We're All Content Creators
By Jaylin Paschal
Originally Posted on Medium.
It wasn’t until I fully appreciated the creativity which exists and thrives on social media platforms such as Snapchat and Instagram (especially Instagram Stories), that I realized this — that we are all content creators.
I think it was the idea of “stories” and page “themes” or “aesthetics” which made me realize it. Watching the curation of it all. Carefully capturing and selecting images and videos, and then thoughtfully arranging them to portray a message. Seeing that message through to the caption and location. It’s the work of content creation, at a personal but potentially massive scale.
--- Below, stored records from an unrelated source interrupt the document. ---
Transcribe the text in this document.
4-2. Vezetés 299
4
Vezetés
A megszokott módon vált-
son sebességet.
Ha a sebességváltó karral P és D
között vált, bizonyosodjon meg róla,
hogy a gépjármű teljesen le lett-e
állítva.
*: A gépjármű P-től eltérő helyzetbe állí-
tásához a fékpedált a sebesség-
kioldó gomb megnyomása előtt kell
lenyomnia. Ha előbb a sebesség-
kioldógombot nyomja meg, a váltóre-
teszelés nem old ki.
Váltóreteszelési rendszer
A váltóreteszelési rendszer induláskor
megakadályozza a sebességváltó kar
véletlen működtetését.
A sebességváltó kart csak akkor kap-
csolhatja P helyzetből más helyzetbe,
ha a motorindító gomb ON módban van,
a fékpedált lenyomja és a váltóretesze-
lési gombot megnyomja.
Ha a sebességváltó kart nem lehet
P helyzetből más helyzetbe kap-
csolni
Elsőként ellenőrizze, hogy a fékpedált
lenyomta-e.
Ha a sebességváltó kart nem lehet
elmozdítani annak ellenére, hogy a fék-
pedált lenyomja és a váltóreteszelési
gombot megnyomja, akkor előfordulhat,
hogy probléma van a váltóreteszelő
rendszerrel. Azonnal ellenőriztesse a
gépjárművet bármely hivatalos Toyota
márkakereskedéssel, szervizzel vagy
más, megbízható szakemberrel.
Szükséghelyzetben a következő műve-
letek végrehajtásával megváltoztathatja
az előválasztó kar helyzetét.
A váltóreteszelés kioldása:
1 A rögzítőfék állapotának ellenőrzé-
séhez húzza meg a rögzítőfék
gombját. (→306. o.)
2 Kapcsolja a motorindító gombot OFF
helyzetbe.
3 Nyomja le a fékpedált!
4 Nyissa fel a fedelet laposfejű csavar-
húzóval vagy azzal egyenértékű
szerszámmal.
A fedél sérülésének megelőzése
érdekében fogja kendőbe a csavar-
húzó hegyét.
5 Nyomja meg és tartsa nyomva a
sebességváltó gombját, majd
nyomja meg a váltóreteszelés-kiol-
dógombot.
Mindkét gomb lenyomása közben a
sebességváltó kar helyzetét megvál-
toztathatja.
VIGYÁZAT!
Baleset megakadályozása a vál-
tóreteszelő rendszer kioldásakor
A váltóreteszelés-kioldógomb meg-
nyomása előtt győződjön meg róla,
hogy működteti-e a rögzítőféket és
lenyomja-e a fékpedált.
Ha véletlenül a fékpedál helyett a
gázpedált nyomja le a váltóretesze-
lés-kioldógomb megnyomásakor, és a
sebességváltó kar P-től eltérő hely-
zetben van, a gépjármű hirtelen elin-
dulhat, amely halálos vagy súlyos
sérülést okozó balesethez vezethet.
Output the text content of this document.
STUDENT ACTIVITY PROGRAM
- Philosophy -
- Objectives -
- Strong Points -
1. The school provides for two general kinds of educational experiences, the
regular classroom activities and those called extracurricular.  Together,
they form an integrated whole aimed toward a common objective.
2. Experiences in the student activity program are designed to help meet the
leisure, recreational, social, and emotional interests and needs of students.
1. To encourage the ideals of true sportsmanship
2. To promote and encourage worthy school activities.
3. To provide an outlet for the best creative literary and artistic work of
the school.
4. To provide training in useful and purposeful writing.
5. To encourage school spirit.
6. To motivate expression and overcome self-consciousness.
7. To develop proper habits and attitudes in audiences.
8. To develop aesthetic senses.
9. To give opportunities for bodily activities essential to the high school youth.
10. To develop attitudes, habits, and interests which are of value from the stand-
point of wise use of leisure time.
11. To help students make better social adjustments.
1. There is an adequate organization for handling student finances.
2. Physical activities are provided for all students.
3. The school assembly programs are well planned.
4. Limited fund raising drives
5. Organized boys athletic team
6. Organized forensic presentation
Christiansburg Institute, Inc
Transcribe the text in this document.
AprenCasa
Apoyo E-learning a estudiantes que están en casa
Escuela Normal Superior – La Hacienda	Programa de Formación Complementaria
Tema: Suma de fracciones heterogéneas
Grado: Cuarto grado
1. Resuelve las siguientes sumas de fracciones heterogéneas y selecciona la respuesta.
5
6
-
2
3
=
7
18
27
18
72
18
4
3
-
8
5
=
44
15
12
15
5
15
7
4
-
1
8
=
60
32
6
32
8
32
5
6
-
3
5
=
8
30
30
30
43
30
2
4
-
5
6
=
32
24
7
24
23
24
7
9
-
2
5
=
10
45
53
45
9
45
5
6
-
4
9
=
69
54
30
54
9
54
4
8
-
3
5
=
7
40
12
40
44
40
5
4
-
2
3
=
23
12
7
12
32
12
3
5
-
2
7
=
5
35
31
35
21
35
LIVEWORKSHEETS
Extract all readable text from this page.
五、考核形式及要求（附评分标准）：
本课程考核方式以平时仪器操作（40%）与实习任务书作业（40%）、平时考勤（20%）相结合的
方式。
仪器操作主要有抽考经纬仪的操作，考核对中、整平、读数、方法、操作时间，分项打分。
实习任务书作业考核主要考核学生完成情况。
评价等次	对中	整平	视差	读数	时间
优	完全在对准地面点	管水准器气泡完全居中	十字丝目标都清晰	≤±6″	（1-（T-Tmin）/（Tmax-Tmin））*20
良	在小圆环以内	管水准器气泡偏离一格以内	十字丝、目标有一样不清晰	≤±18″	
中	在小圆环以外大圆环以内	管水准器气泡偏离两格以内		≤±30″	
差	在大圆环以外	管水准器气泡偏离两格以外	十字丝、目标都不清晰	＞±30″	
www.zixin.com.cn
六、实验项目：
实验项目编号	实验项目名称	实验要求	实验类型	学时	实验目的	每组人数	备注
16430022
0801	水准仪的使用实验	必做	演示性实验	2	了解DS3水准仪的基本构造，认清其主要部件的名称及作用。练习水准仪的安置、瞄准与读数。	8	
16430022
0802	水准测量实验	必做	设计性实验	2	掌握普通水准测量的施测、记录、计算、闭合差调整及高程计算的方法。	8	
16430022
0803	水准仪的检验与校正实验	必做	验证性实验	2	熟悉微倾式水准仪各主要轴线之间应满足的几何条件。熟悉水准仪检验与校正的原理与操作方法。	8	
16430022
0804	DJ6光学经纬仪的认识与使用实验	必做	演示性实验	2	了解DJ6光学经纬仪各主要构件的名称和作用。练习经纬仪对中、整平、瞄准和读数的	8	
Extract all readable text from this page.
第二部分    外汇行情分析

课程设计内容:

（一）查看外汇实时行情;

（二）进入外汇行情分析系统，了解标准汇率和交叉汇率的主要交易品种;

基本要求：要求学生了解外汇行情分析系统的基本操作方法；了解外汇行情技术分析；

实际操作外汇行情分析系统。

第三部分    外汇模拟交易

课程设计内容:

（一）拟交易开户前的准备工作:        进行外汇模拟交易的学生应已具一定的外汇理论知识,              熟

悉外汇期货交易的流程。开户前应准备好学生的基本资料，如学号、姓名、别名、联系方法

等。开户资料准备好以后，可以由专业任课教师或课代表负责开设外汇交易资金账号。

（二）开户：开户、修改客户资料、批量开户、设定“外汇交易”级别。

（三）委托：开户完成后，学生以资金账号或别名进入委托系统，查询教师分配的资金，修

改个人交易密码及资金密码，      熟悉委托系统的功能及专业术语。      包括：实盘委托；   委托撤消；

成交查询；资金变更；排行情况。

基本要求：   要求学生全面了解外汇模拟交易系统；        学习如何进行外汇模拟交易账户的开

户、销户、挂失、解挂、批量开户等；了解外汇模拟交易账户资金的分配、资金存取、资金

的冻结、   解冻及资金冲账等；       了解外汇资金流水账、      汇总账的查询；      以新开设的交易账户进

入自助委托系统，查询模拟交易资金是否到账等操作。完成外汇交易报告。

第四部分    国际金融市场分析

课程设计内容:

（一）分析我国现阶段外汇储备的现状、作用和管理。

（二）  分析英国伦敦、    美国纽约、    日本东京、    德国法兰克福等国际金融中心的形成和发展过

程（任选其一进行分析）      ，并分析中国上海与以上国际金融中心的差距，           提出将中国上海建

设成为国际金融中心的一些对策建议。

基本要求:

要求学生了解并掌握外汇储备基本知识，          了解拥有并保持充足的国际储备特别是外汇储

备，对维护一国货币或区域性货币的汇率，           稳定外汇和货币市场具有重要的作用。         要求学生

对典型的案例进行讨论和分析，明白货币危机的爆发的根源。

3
Think of Solange Knowles’ branding done simply through Instagram — her stories and posts are cohesive, thoughtful and provide insight into her artistry. It’s personal, but with her follower count of 2.8 million, it’s powerful.
Beyond the visual realm, Twitter also has allowed everyone to take on this role. Think of all the threads you’ve read; all the tweets; all the tweets which lead to quote tweets; all the hashtags; all the Moments. Twitter has provided its users with an opportunity to make one another laugh, cry and understand within 140 characters, sometimes supplemented by corresponding visuals like pictures, videos or gifs. But that’s just Twitter. Think of spaces like Medium, which similarly allow anyone to create and share content at length.
So what does that mean for those who choose “Content Creator” as an occupational title? Does that make our job harder, or easier? More or less important?
The answer, of course, is all four of the plausible.
It is harder in the sense that it requires an elevated level of creativity and strategy, as it becomes more challenging to stand out and easier to have your voice lost amist the noise, chatter and clickbait of the digital world. And yet it is easier, as there is never a lack of inspiration, ideas or direction; you hardly ever run out of story ideas and there is almost always a cure for writers’ (or creators’) block. It is more important in the sense that someone has to set a cultural standard that the masses both respect and aspire to. But also less important, as nearly all of us have become disposable and replaceable; as the message now has countless messengers.
So regardless of where you land on the creative spectrum — of just how much of a content creator you are — if you are regularly telling stories and communicating through posting and sharing, you are a “Content Creator.” Put it in your bio.